[Date Prev][Date Next][Thread Prev][Thread Next][Date Index][Thread Index]
Re: Deep vs Shallow trace: Removing the tradeoff?
From: |
Julien Lepiller |
Subject: |
Re: Deep vs Shallow trace: Removing the tradeoff? |
Date: |
Sat, 27 Mar 2021 20:50:56 -0400 |
User-agent: |
K-9 Mail for Android |
Le 27 mars 2021 12:56:08 GMT-04:00, ilmu <ilmu@rishi.is> a écrit :
>Hi,
>
>I had this idea while reading about authenticated datastructures, I
>would be very thankful if you could tell me why it doesn't work.
>
>Bear in mind the following disclaimer as you read this:
>
>My experience with these things is mostly theoretical, I have never
>used Bazel and although I was a user of Nix and am now moving to Guix I
>have not contributed to nixpkgs and only written simple expressions.
>
>Without further ado.
>
>
>The premise I am assuming is the framework introduced in Build Systems
>a la Carte. They talk about Bazel and Nix as representatives of two
>different dependency tracing strategies:
>
>- Shallow tracing :: You hash immediate dependencies.
>- Deep tracing :: You hash the whole transitive closure.
>
>Now the tradeoff is basically the following:
>
>- In Nix when you put a comment in curl you need to rebuild every
>single package in nixpkgs because they more or less all depend on curl
>in one way or another and therefore the curl source is in the
>transitive closure for almost every package.
>- In Bazel when you put a comment in curl then the direct dependents
>need to be rebuilt but if they are the same as before after being
>rebuilt then the propagation is killed and nothing else needs to
>change.
>
>However, in Bazel you will need to traverse the whole dependency tree
>all of the time to verify that everything is as it should be.
What I understand from the above is that their is not so much of a difference
between Bazel and Nix/Guix. The "shallow" tracing *is* a deep tracing.

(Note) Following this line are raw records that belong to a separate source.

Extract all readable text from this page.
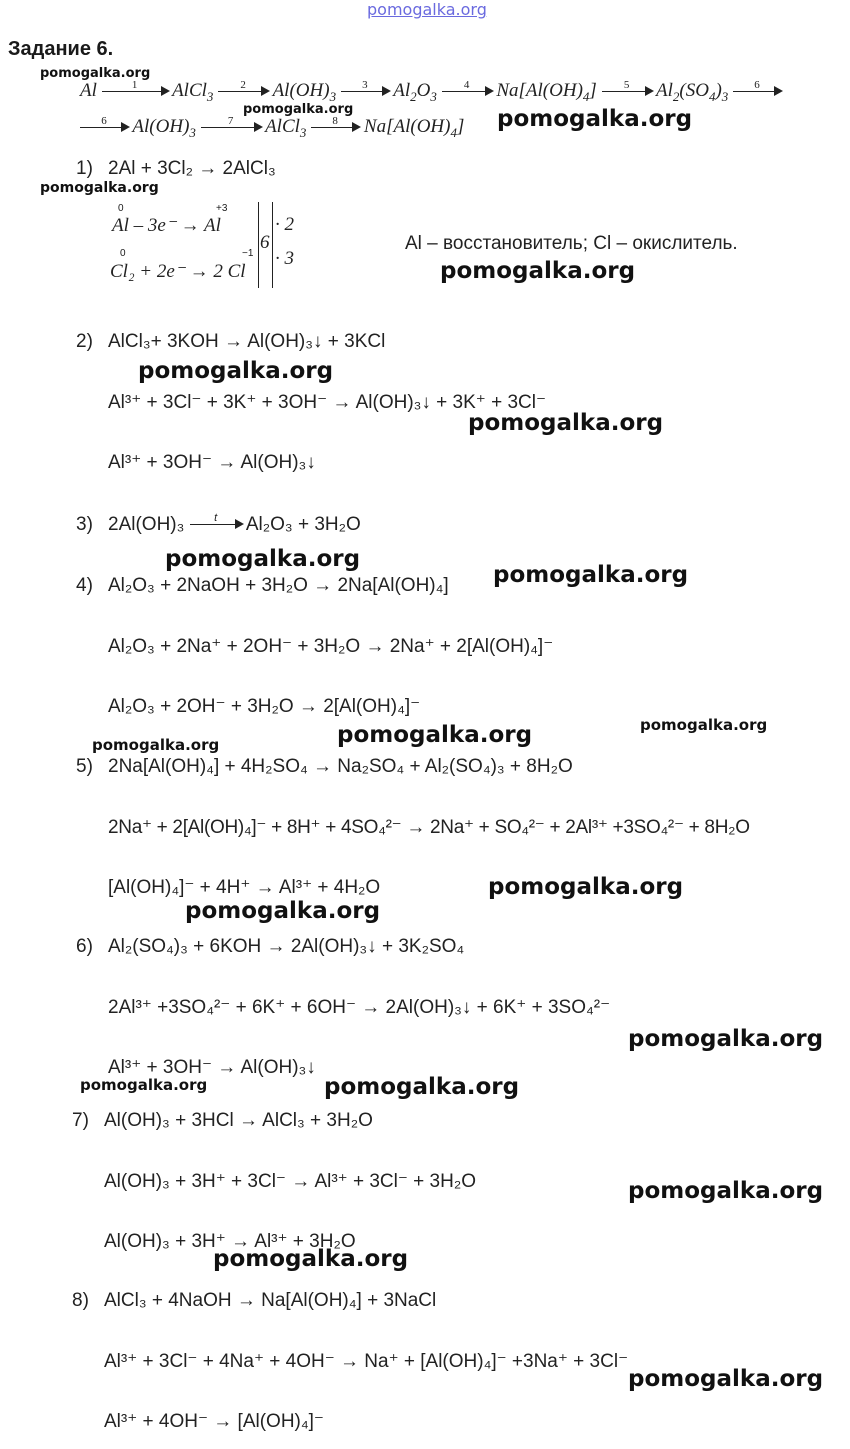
pomogalka.org
Задание 6.
pomogalka.org
Al	1	AlCl$_3$
2	$Al(OH)_3$
3	$Al_2O_3$
4	$Na[Al(OH)_4]$	5	$Al_2(SO_4)_3$
6
pomogalka.org
6	$Al(OH)_3$
7	AlCl$_3$
8	$Na[Al(OH)_4]$ pomogalka.org
1) 2Al + 3Cl₂ → 2AlCl₃
pomogalka.org
0	+3
Al – 3e⁻ → Al
0	−1
Cl₂ + 2e⁻ → 2 Cl
6
· 2
· 3
Al – восстановитель; Cl – окислитель.
pomogalka.org
2) AlCl₃+ 3KOH → Al(OH)₃↓ + 3KCl
pomogalka.org
Al³⁺ + 3Cl⁻ + 3K⁺ + 3OH⁻ → Al(OH)₃↓ + 3K⁺ + 3Cl⁻
pomogalka.org
Al³⁺ + 3OH⁻ → Al(OH)₃↓
3) 2Al(OH)₃	t	Al₂O₃ + 3H₂O
pomogalka.org
4) Al₂O₃ + 2NaOH + 3H₂O → 2Na[Al(OH)₄] pomogalka.org
Al₂O₃ + 2Na⁺ + 2OH⁻ + 3H₂O → 2Na⁺ + 2[Al(OH)₄]⁻
Al₂O₃ + 2OH⁻ + 3H₂O → 2[Al(OH)₄]⁻
pomogalka.org
pomogalka.org
pomogalka.org
5) 2Na[Al(OH)₄] + 4H₂SO₄ → Na₂SO₄ + Al₂(SO₄)₃ + 8H₂O
2Na⁺ + 2[Al(OH)₄]⁻ + 8H⁺ + 4SO₄²⁻ → 2Na⁺ + SO₄²⁻ + 2Al³⁺ +3SO₄²⁻ + 8H₂O
[Al(OH)₄]⁻ + 4H⁺ → Al³⁺ + 4H₂O	pomogalka.org
pomogalka.org
6) Al₂(SO₄)₃ + 6KOH → 2Al(OH)₃↓ + 3K₂SO₄
2Al³⁺ +3SO₄²⁻ + 6K⁺ + 6OH⁻ → 2Al(OH)₃↓ + 6K⁺ + 3SO₄²⁻
pomogalka.org
Al³⁺ + 3OH⁻ → Al(OH)₃↓
pomogalka.org	pomogalka.org
7) Al(OH)₃ + 3HCl → AlCl₃ + 3H₂O
Al(OH)₃ + 3H⁺ + 3Cl⁻ → Al³⁺ + 3Cl⁻ + 3H₂O	pomogalka.org
Al(OH)₃ + 3H⁺ → Al³⁺ + 3H₂O
pomogalka.org
8) AlCl₃ + 4NaOH → Na[Al(OH)₄] + 3NaCl
Al³⁺ + 3Cl⁻ + 4Na⁺ + 4OH⁻ → Na⁺ + [Al(OH)₄]⁻ +3Na⁺ + 3Cl⁻
pomogalka.org
Al³⁺ + 4OH⁻ → [Al(OH)₄]⁻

It just
records something different.
In Nix/Guix, we recursively compute the hash of packages from their inputs,
receipe and other stuff. This hash is unrelated to the checksum of the result
and changes as soon as one element changes. It essentially records the whole
source dependency graph.
From what you write, Bazel records the checksum of inputs and receipe, so it
essentially encodes the whole binary dependency graph. It's not "shallow", as a
real change down the graph can have repercussions higher up.
Actually Eelco described something similar for Nix in his thesis, the
intensionnal model. As you noticed, different receipes or inputs can lead to
the same output (bitwise). The idea is to declare the expected checksum of the
result, and use this to compute the store item name. As long as you apply
changes that do not affect the output, different receipes (updates) can be used
to generate the same item. So if you update a package, it might affect its
output checksum, so you need to change it. Dependents might not be affected, in
which case you can block update propagation there.
The question being how to monitor that packages need to be rebuilt or have the
same hash?
>
>
>Now the idea I have is very simple:
>
>We use recursive zero knowledge proofs with shallow traces, the rzkp
>caches the traversal and provides the same guarantee as the deep traces
>do (transitive closure is verified to be as it should be). Now if
>someone puts a comment in curl there is a small amount of packages that
>need to be rebuilt and then we redo only the proofs all the way up.
>This way we save ourselves a potentially massive amount of compilation.
I don't really understand why it must be zero-knowledge. My understanding is
that to have a zero-knowledge proof, you first need a proof of the claim, then
find a clever way to proove you have the proof, without disclosing it. Not sure
it's helpful here. If you have a proof that you don't need to rebuild, why not
share that proof to everyone in the first place?
>
>As I said before I do not have much experience with the real
>implementations of these ideas so I am sure this is not as simple as it
>is in my head. However the distri experimental operating system (which
>implements a similar model to guix and nixos) does not put the hash in
>the store path but rather keeps a small metadata file for each path and
>then has a natural number suffix for the path of concurrent versions of
>the same package. This gives a better UX imho and is probably also
>easier to extend with more appropriate authenticated datastructures as
>they are discovered.
>
>
>I hope I am not a raving madman and that this actually makes at least a
>slight amount of sense. Very much looking forward to takedowns :)
>
>
>Kind regards,
>- Ilmu